市場調查報告書
商品編碼
1482384
中國端對端自動駕駛(E2E AD)產業(2024年)End-to-end Autonomous Driving (E2E AD) Research Report, 2024 |
端對端自動駕駛系統是指將感測器資料輸入(攝影機影像、光達等)直接對應到控制指令輸出(轉向、加速、減速等)。它於 1988 年首次出現在 ALVINN 項目中。我們使用一個簡單的神經網絡,該網絡使用相機和雷射測距儀作為輸入,並產生轉向作為輸出。
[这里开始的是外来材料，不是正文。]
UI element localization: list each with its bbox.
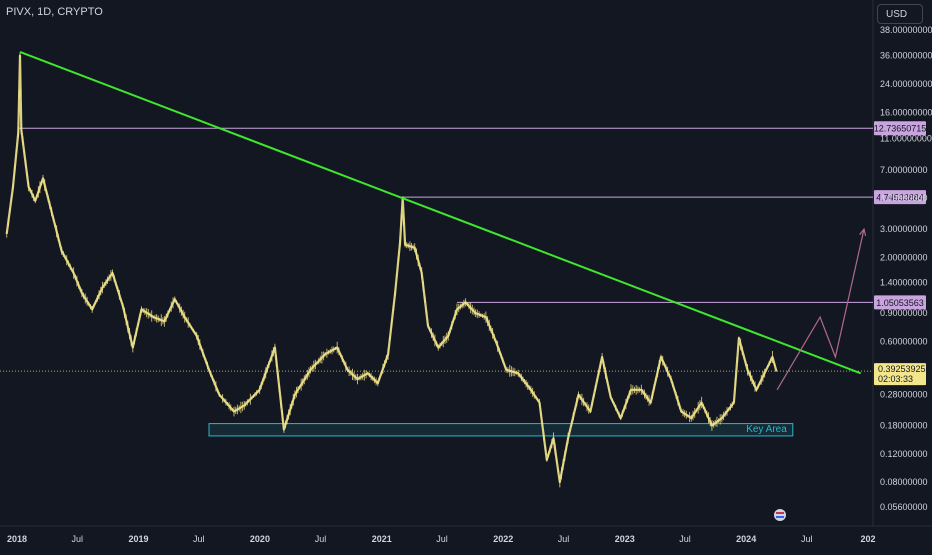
resistance-price-tag [874,121,926,136]
time-axis-tick-label: Jul [193,534,205,544]
price-axis-tick-label: 7.00000000 [880,165,928,175]
resistance-price-label: 1.05053563 [876,298,924,308]
currency-button[interactable]: USD [877,4,923,24]
price-axis-tick-label: 0.05600000 [880,502,928,512]
price-axis-tick-label: 16.00000000 [880,107,932,117]
time-axis-tick-label: 2024 [736,534,756,544]
price-axis-tick-label: 3.00000000 [880,224,928,234]
price-candle-wicks [6,52,775,488]
time-axis-tick-label: Jul [679,534,691,544]
time-axis-tick-label: Jul [801,534,813,544]
time-axis-tick-label: 2023 [615,534,635,544]
key-area-label: Key Area [746,424,787,435]
price-axis-tick-label: 11.00000000 [880,133,932,143]
price-axis-tick-label: 4.70000000 [880,193,928,203]
price-axis-tick-label: 24.00000000 [880,79,932,89]
time-axis-tick-label: Jul [71,534,83,544]
current-price-tag [874,363,926,386]
resistance-price-label: 4.74533884 [876,193,924,203]
price-axis-tick-label: 0.08000000 [880,477,928,487]
event-flag-stripe [776,512,784,514]
event-flag-icon [774,509,786,521]
countdown-label: 02:03:33 [878,374,913,384]
time-axis-tick-label: 2021 [372,534,392,544]
price-axis-tick-label: 0.12000000 [880,449,928,459]
trendline [19,50,862,375]
resistance-price-tag [874,190,926,205]
time-axis-tick-label: 2018 [7,534,27,544]
projection-path [776,228,865,391]
price-axis-tick-label: 36.00000000 [880,51,932,61]
price-axis-tick-label: 0.90000000 [880,308,928,318]
time-axis-tick-label: Jul [436,534,448,544]
price-axis-tick-label: 0.60000000 [880,336,928,346]
time-axis-tick-label: Jul [558,534,570,544]
current-price-label: 0.39253925 [878,364,926,374]
time-axis-tick-label: 202 [860,534,875,544]
symbol-label: PIVX, 1D, CRYPTO [6,6,103,18]
event-flag-stripe [776,516,784,518]
price-axis-tick-label: 0.18000000 [880,420,928,430]
price-axis-tick-label: 0.28000000 [880,390,928,400]
price-series-line [5,54,778,484]
projection-arrowhead-icon [859,227,867,237]
resistance-price-tag [874,295,926,310]
resistance-price-label: 12.73650715 [874,124,927,134]
price-axis-tick-label: 2.00000000 [880,252,928,262]
key-area-box [208,423,794,437]
time-axis-tick-label: Jul [315,534,327,544]
price-axis-tick-label: 38.00000000 [880,25,932,35]
time-axis-tick-label: 2019 [128,534,148,544]
time-axis-tick-label: 2020 [250,534,270,544]
price-axis-tick-label: 1.40000000 [880,277,928,287]
time-axis-tick-label: 2022 [493,534,513,544]
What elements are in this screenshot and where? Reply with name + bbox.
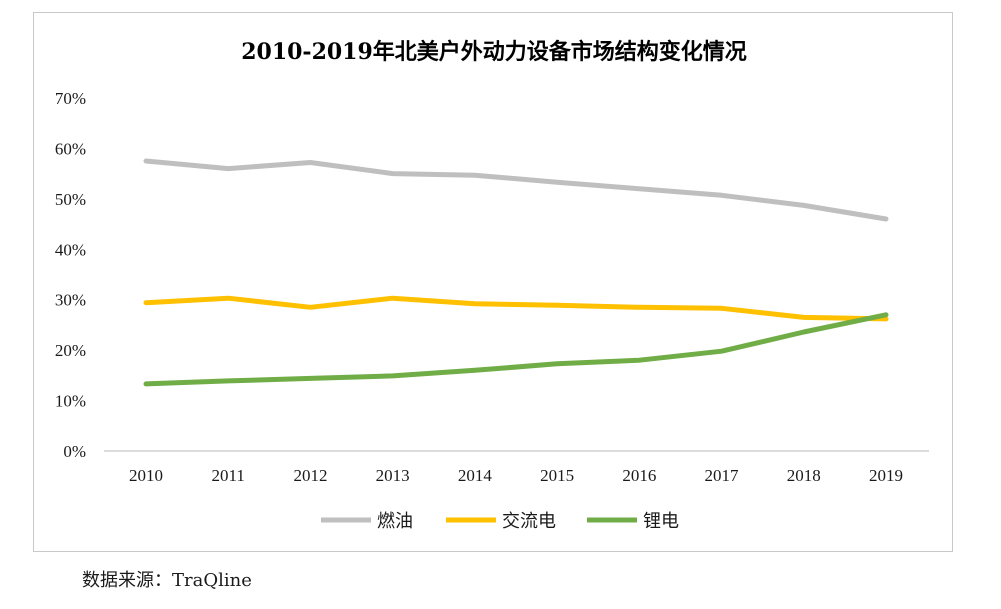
series-line-0	[143, 158, 889, 222]
x-axis-ticks: 2010 2011 2012 2013 2014 2015 2016 2017 2018 2019	[129, 466, 903, 485]
y-tick-label: 60%	[55, 139, 86, 158]
x-tick-label: 2019	[869, 466, 903, 485]
x-tick-label: 2011	[212, 466, 245, 485]
line-chart: 2010-2019年北美户外动力设备市场结构变化情况 0% 10% 20% 30% 40…	[55, 39, 929, 532]
y-axis-ticks: 0% 10% 20% 30% 40% 50% 60% 70%	[55, 89, 86, 461]
x-tick-label: 2015	[540, 466, 574, 485]
x-tick-label: 2010	[129, 466, 163, 485]
y-tick-label: 0%	[63, 442, 86, 461]
series-line-1	[143, 295, 889, 322]
x-tick-label: 2012	[293, 466, 327, 485]
series-lines	[143, 158, 889, 387]
legend-label-0: 燃油	[377, 511, 413, 532]
x-tick-label: 2017	[705, 466, 740, 485]
chart-title: 2010-2019年北美户外动力设备市场结构变化情况	[241, 39, 747, 65]
legend-label-2: 锂电	[643, 511, 679, 532]
source-note: 数据来源：TraQline	[82, 570, 252, 591]
x-tick-label: 2013	[376, 466, 410, 485]
x-tick-label: 2014	[458, 466, 493, 485]
chart-frame: 2010-2019年北美户外动力设备市场结构变化情况 0% 10% 20% 30% 40…	[33, 12, 953, 552]
y-tick-label: 40%	[55, 240, 86, 259]
y-tick-label: 50%	[55, 190, 86, 209]
y-tick-label: 20%	[55, 341, 86, 360]
x-tick-label: 2016	[622, 466, 656, 485]
series-line-2	[143, 312, 889, 387]
y-tick-label: 30%	[55, 291, 86, 310]
x-tick-label: 2018	[787, 466, 821, 485]
y-tick-label: 10%	[55, 392, 86, 411]
legend: 燃油 交流电 锂电	[321, 511, 679, 532]
legend-label-1: 交流电	[502, 511, 556, 532]
y-tick-label: 70%	[55, 89, 86, 108]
2024年初,Tesla發表FSD V12.3,大肆宣揚其令人難以置信的智慧駕駛水準。這一端到端的自動駕駛解決方案引起了中國OEM和自動駕駛解決方案公司的廣泛關注。
與傳統的多模組解決方案相比,端到端自動駕駛解決方案將感知、預測和規劃整合到一個模型中,簡化了解決方案結構。它可以模擬人類駕駛員直接根據視覺輸入做出駕駛決策,能夠以模組化解決方案有效處理長尾場景,提高模型訓練效率和效能。
Li Auto端對端解決方案
Li Auto認為,完整的端到端模型應該涵蓋感知、追蹤、預測、決策和規劃的整個過程,是實現L3級自動駕駛的最優解決方案。2023年,Li Auto將推廣AD Max3.0,整體框架體現了端到端的概念,但距離完整的端到端解決方案仍有差距。2024年,Li Auto預計將系統升級為完整的端到端解決方案。
Li Auto的自動駕駛框架如下,由兩個系統組成。
高速系統:系統1,Li Auto現有的端對端解決方案,識別周圍情況後直接執行。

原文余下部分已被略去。